Noche de luna y estrellas, noche de brujas y duendes. Suena alegre una dulzaina que la invita a bailar; de las princesas, la más bella, la más hermosa del lugar. El rostro lo lleva oculto, un abanico de nácar y plata nos impide de él disfrutar.
El día en que ella nació, muchos fueron los parabienes que de regalo recibió, pero una bruja maligna, envidiosa de su suerte, se lamentaba y quejaba por ser fea y horrorosa y a la niña, en su cuna, esta maldición le echó y un abanico le regaló: Que nadie de tu rostro pueda jamás disfrutar y por ende, de por vida, nadie se enamore de ti, ¡soltera te quedarás!.

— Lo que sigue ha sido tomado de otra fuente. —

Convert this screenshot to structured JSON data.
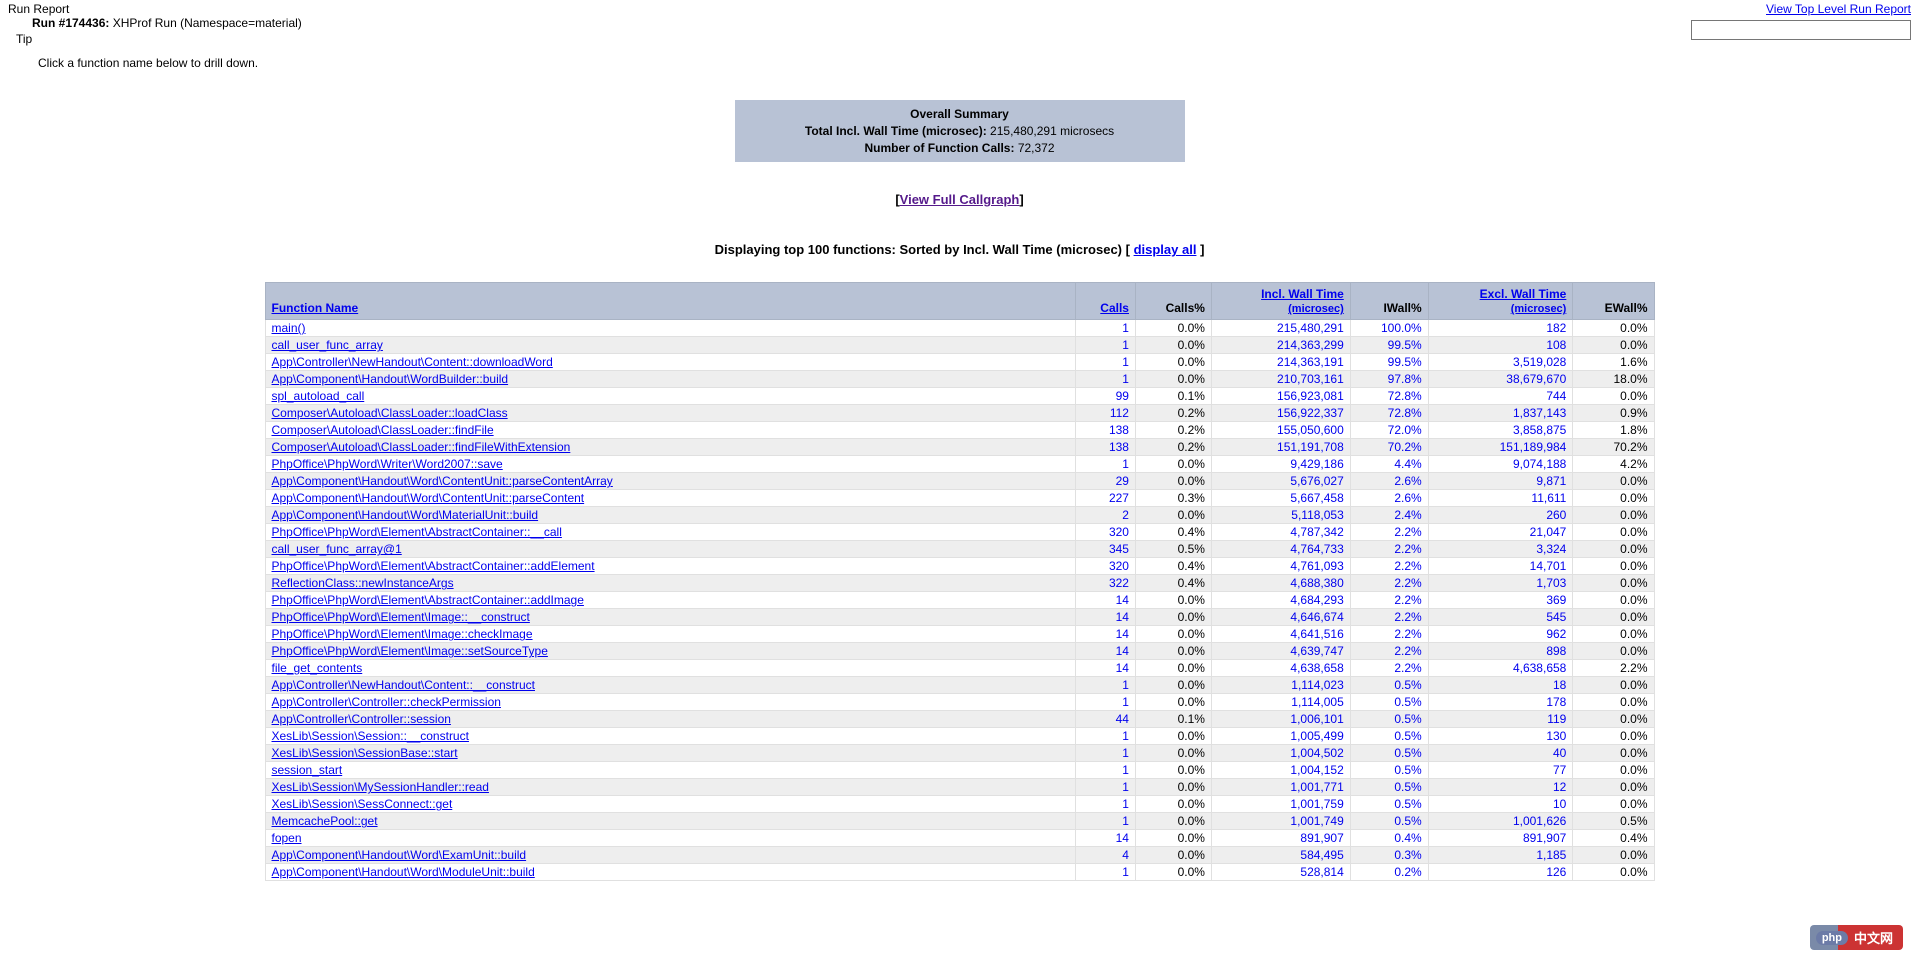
{
  "header": {
    "report_label": "Run Report",
    "run_prefix": "Run #174436:",
    "run_desc": "XHProf Run (Namespace=material)",
    "tip_label": "Tip",
    "tip_text": "Click a function name below to drill down.",
    "top_link": "View Top Level Run Report"
  },
  "summary": {
    "title": "Overall Summary",
    "line1_label": "Total Incl. Wall Time (microsec):",
    "line1_value": "215,480,291 microsecs",
    "line2_label": "Number of Function Calls:",
    "line2_value": "72,372"
  },
  "callgraph": {
    "open": "[",
    "text": "View Full Callgraph",
    "close": "]"
  },
  "heading": {
    "text": "Displaying top 100 functions: Sorted by Incl. Wall Time (microsec)",
    "link_open": " [ ",
    "link_text": "display all",
    "link_close": " ]"
  },
  "columns": {
    "fname": "Function Name",
    "calls": "Calls",
    "calls_pct": "Calls%",
    "iwt": "Incl. Wall Time",
    "iwt_sub": "(microsec)",
    "iwall_pct": "IWall%",
    "ewt": "Excl. Wall Time",
    "ewt_sub": "(microsec)",
    "ewall_pct": "EWall%"
  },
  "rows": [
    {
      "fn": "main()",
      "calls": "1",
      "calls_pct": "0.0%",
      "iwt": "215,480,291",
      "iwall": "100.0%",
      "ewt": "182",
      "ewall": "0.0%"
    },
    {
      "fn": "call_user_func_array",
      "calls": "1",
      "calls_pct": "0.0%",
      "iwt": "214,363,299",
      "iwall": "99.5%",
      "ewt": "108",
      "ewall": "0.0%"
    },
    {
      "fn": "App\\Controller\\NewHandout\\Content::downloadWord",
      "calls": "1",
      "calls_pct": "0.0%",
      "iwt": "214,363,191",
      "iwall": "99.5%",
      "ewt": "3,519,028",
      "ewall": "1.6%"
    },
    {
      "fn": "App\\Component\\Handout\\WordBuilder::build",
      "calls": "1",
      "calls_pct": "0.0%",
      "iwt": "210,703,161",
      "iwall": "97.8%",
      "ewt": "38,679,670",
      "ewall": "18.0%"
    },
    {
      "fn": "spl_autoload_call",
      "calls": "99",
      "calls_pct": "0.1%",
      "iwt": "156,923,081",
      "iwall": "72.8%",
      "ewt": "744",
      "ewall": "0.0%"
    },
    {
      "fn": "Composer\\Autoload\\ClassLoader::loadClass",
      "calls": "112",
      "calls_pct": "0.2%",
      "iwt": "156,922,337",
      "iwall": "72.8%",
      "ewt": "1,837,143",
      "ewall": "0.9%"
    },
    {
      "fn": "Composer\\Autoload\\ClassLoader::findFile",
      "calls": "138",
      "calls_pct": "0.2%",
      "iwt": "155,050,600",
      "iwall": "72.0%",
      "ewt": "3,858,875",
      "ewall": "1.8%"
    },
    {
      "fn": "Composer\\Autoload\\ClassLoader::findFileWithExtension",
      "calls": "138",
      "calls_pct": "0.2%",
      "iwt": "151,191,708",
      "iwall": "70.2%",
      "ewt": "151,189,984",
      "ewall": "70.2%"
    },
    {
      "fn": "PhpOffice\\PhpWord\\Writer\\Word2007::save",
      "calls": "1",
      "calls_pct": "0.0%",
      "iwt": "9,429,186",
      "iwall": "4.4%",
      "ewt": "9,074,188",
      "ewall": "4.2%"
    },
    {
      "fn": "App\\Component\\Handout\\Word\\ContentUnit::parseContentArray",
      "calls": "29",
      "calls_pct": "0.0%",
      "iwt": "5,676,027",
      "iwall": "2.6%",
      "ewt": "9,871",
      "ewall": "0.0%"
    },
    {
      "fn": "App\\Component\\Handout\\Word\\ContentUnit::parseContent",
      "calls": "227",
      "calls_pct": "0.3%",
      "iwt": "5,667,458",
      "iwall": "2.6%",
      "ewt": "11,611",
      "ewall": "0.0%"
    },
    {
      "fn": "App\\Component\\Handout\\Word\\MaterialUnit::build",
      "calls": "2",
      "calls_pct": "0.0%",
      "iwt": "5,118,053",
      "iwall": "2.4%",
      "ewt": "260",
      "ewall": "0.0%"
    },
    {
      "fn": "PhpOffice\\PhpWord\\Element\\AbstractContainer::__call",
      "calls": "320",
      "calls_pct": "0.4%",
      "iwt": "4,787,342",
      "iwall": "2.2%",
      "ewt": "21,047",
      "ewall": "0.0%"
    },
    {
      "fn": "call_user_func_array@1",
      "calls": "345",
      "calls_pct": "0.5%",
      "iwt": "4,764,733",
      "iwall": "2.2%",
      "ewt": "3,324",
      "ewall": "0.0%"
    },
    {
      "fn": "PhpOffice\\PhpWord\\Element\\AbstractContainer::addElement",
      "calls": "320",
      "calls_pct": "0.4%",
      "iwt": "4,761,093",
      "iwall": "2.2%",
      "ewt": "14,701",
      "ewall": "0.0%"
    },
    {
      "fn": "ReflectionClass::newInstanceArgs",
      "calls": "322",
      "calls_pct": "0.4%",
      "iwt": "4,688,380",
      "iwall": "2.2%",
      "ewt": "1,703",
      "ewall": "0.0%"
    },
    {
      "fn": "PhpOffice\\PhpWord\\Element\\AbstractContainer::addImage",
      "calls": "14",
      "calls_pct": "0.0%",
      "iwt": "4,684,293",
      "iwall": "2.2%",
      "ewt": "369",
      "ewall": "0.0%"
    },
    {
      "fn": "PhpOffice\\PhpWord\\Element\\Image::__construct",
      "calls": "14",
      "calls_pct": "0.0%",
      "iwt": "4,646,674",
      "iwall": "2.2%",
      "ewt": "545",
      "ewall": "0.0%"
    },
    {
      "fn": "PhpOffice\\PhpWord\\Element\\Image::checkImage",
      "calls": "14",
      "calls_pct": "0.0%",
      "iwt": "4,641,516",
      "iwall": "2.2%",
      "ewt": "962",
      "ewall": "0.0%"
    },
    {
      "fn": "PhpOffice\\PhpWord\\Element\\Image::setSourceType",
      "calls": "14",
      "calls_pct": "0.0%",
      "iwt": "4,639,747",
      "iwall": "2.2%",
      "ewt": "898",
      "ewall": "0.0%"
    },
    {
      "fn": "file_get_contents",
      "calls": "14",
      "calls_pct": "0.0%",
      "iwt": "4,638,658",
      "iwall": "2.2%",
      "ewt": "4,638,658",
      "ewall": "2.2%"
    },
    {
      "fn": "App\\Controller\\NewHandout\\Content::__construct",
      "calls": "1",
      "calls_pct": "0.0%",
      "iwt": "1,114,023",
      "iwall": "0.5%",
      "ewt": "18",
      "ewall": "0.0%"
    },
    {
      "fn": "App\\Controller\\Controller::checkPermission",
      "calls": "1",
      "calls_pct": "0.0%",
      "iwt": "1,114,005",
      "iwall": "0.5%",
      "ewt": "178",
      "ewall": "0.0%"
    },
    {
      "fn": "App\\Controller\\Controller::session",
      "calls": "44",
      "calls_pct": "0.1%",
      "iwt": "1,006,101",
      "iwall": "0.5%",
      "ewt": "119",
      "ewall": "0.0%"
    },
    {
      "fn": "XesLib\\Session\\Session::__construct",
      "calls": "1",
      "calls_pct": "0.0%",
      "iwt": "1,005,499",
      "iwall": "0.5%",
      "ewt": "130",
      "ewall": "0.0%"
    },
    {
      "fn": "XesLib\\Session\\SessionBase::start",
      "calls": "1",
      "calls_pct": "0.0%",
      "iwt": "1,004,502",
      "iwall": "0.5%",
      "ewt": "40",
      "ewall": "0.0%"
    },
    {
      "fn": "session_start",
      "calls": "1",
      "calls_pct": "0.0%",
      "iwt": "1,004,152",
      "iwall": "0.5%",
      "ewt": "77",
      "ewall": "0.0%"
    },
    {
      "fn": "XesLib\\Session\\MySessionHandler::read",
      "calls": "1",
      "calls_pct": "0.0%",
      "iwt": "1,001,771",
      "iwall": "0.5%",
      "ewt": "12",
      "ewall": "0.0%"
    },
    {
      "fn": "XesLib\\Session\\SessConnect::get",
      "calls": "1",
      "calls_pct": "0.0%",
      "iwt": "1,001,759",
      "iwall": "0.5%",
      "ewt": "10",
      "ewall": "0.0%"
    },
    {
      "fn": "MemcachePool::get",
      "calls": "1",
      "calls_pct": "0.0%",
      "iwt": "1,001,749",
      "iwall": "0.5%",
      "ewt": "1,001,626",
      "ewall": "0.5%"
    },
    {
      "fn": "fopen",
      "calls": "14",
      "calls_pct": "0.0%",
      "iwt": "891,907",
      "iwall": "0.4%",
      "ewt": "891,907",
      "ewall": "0.4%"
    },
    {
      "fn": "App\\Component\\Handout\\Word\\ExamUnit::build",
      "calls": "4",
      "calls_pct": "0.0%",
      "iwt": "584,495",
      "iwall": "0.3%",
      "ewt": "1,185",
      "ewall": "0.0%"
    },
    {
      "fn": "App\\Component\\Handout\\Word\\ModuleUnit::build",
      "calls": "1",
      "calls_pct": "0.0%",
      "iwt": "528,814",
      "iwall": "0.2%",
      "ewt": "126",
      "ewall": "0.0%"
    }
  ],
  "watermark": {
    "php": "php",
    "text": "中文网"
  }
}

Pero el abanico vida propia tenía y quiso a la bruja burlar, pues sentía mucho afecto por la princesa y la quería ayudar. Entre varilla y varilla un poco de luz dejó pasar, cuando a su lado se presentó un apuesto príncipe que venía de un lejano lugar. De la princesa se enamoró y raudos se desposaron. Hicieron una gran fiesta y de anfitriones tenían a la luna, las estrellas y a un montón de abanicos que al son de una dulzaina danzaban y danzaban plenos de felicidad.
La bruja se maldecía por tanto jolgorio y bullicio y para sus adentros sin parar repetía: «¡Maldito abanico burlón! ¡Qué poca lealtad has tenido conmigo! En cuanto me di la vuelta, cambiaste de chaqueta y sin dar explicaciones te fuiste con la princesa.